What should you do if you’re being switched?

You don’t have to accept a switch silently. Here’s what works:

1. Ask why. Is this a cost decision? Or is your current drug failing? Know the reason.
2. Ask for time. Request a 20-30 minute appointment to discuss. Bring a list of questions.
3. Ask for data. “What studies show this switch is safe for someone like me?”
4. Ask for monitoring. Request follow-up blood tests at 3 months. Check your disease activity score and drug levels.
5. Speak up if you feel different. Don’t wait. Report new symptoms-even if you think it’s “all in your head.”
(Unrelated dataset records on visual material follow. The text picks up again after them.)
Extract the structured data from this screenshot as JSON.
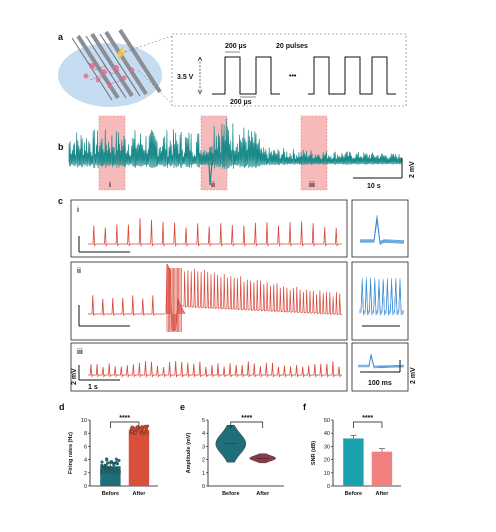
{
  "panel_labels": {
    "a": "a",
    "b": "b",
    "c": "c",
    "d": "d",
    "e": "e",
    "f": "f"
  },
  "panel_a": {
    "pulse_width_top": "200 µs",
    "pulse_count": "20 pulses",
    "voltage": "3.5 V",
    "ellipsis": "•••",
    "pulse_width_bottom": "200 µs"
  },
  "panel_b": {
    "region_labels": [
      "i",
      "ii",
      "iii"
    ],
    "scale_time": "10 s",
    "scale_voltage": "2 mV"
  },
  "panel_c": {
    "row_labels": [
      "i",
      "ii",
      "iii"
    ],
    "scale_voltage": "2 mV",
    "scale_time_long": "1 s",
    "scale_time_short": "100 ms",
    "scale_voltage_zoom": "2 mV"
  },
  "chart_data": [
    {
      "type": "bar",
      "panel": "d",
      "categories": [
        "Before",
        "After"
      ],
      "values": [
        3.0,
        8.5
      ],
      "ylabel": "Firing rates (Hz)",
      "ylim": [
        0,
        10
      ],
      "yticks": [
        0,
        2,
        4,
        6,
        8,
        10
      ],
      "significance": "****",
      "colors": [
        "#1f6f7a",
        "#d9503a"
      ]
    },
    {
      "type": "violin",
      "panel": "e",
      "categories": [
        "Before",
        "After"
      ],
      "values": [
        3.2,
        2.1
      ],
      "ylabel": "Amplitude (mV)",
      "ylim": [
        0,
        5
      ],
      "yticks": [
        0,
        1,
        2,
        3,
        4,
        5
      ],
      "significance": "****",
      "colors": [
        "#1f6f7a",
        "#8a3a48"
      ]
    },
    {
      "type": "bar",
      "panel": "f",
      "categories": [
        "Before",
        "After"
      ],
      "values": [
        36,
        26
      ],
      "ylabel": "SNR (dB)",
      "ylim": [
        0,
        50
      ],
      "yticks": [
        0,
        10,
        20,
        30,
        40,
        50
      ],
      "significance": "****",
      "colors": [
        "#1ba0ad",
        "#f28080"
      ]
    }
  ],
  "colors": {
    "teal": "#1a8a8a",
    "red_trace": "#d9473a",
    "blue_trace": "#3a8bd6",
    "highlight": "#f4a3a3"
  }
}
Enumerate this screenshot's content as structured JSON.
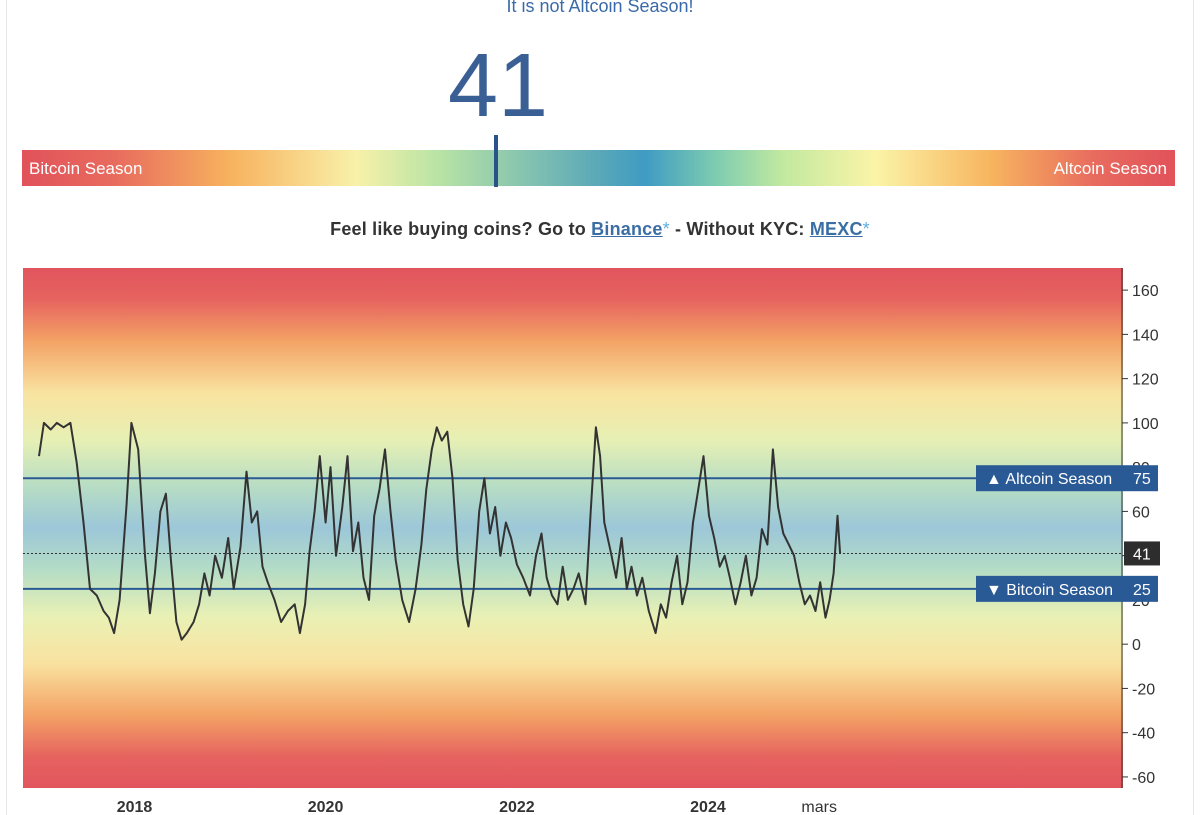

Most patients who switch with support do fine. The DANBIO registry surveyed 1,200 patients who switched to infliximab biosimilars. 68% reported no issues. The rest? Many were reassured after a few weeks. Their symptoms improved as their anxiety faded.

What’s next?

The biosimilar market is growing fast-projected to hit $100 billion by 2030. More biologics are coming off patent. By 2025, over $178 billion in biologic sales will be up for competition.

That means more choices. More savings. More access for patients who couldn’t afford these drugs before.

But the real win isn’t just cost. It’s control. When patients are included in the decision, when they understand the science, when they’re monitored closely-they feel safer. And that’s what matters most.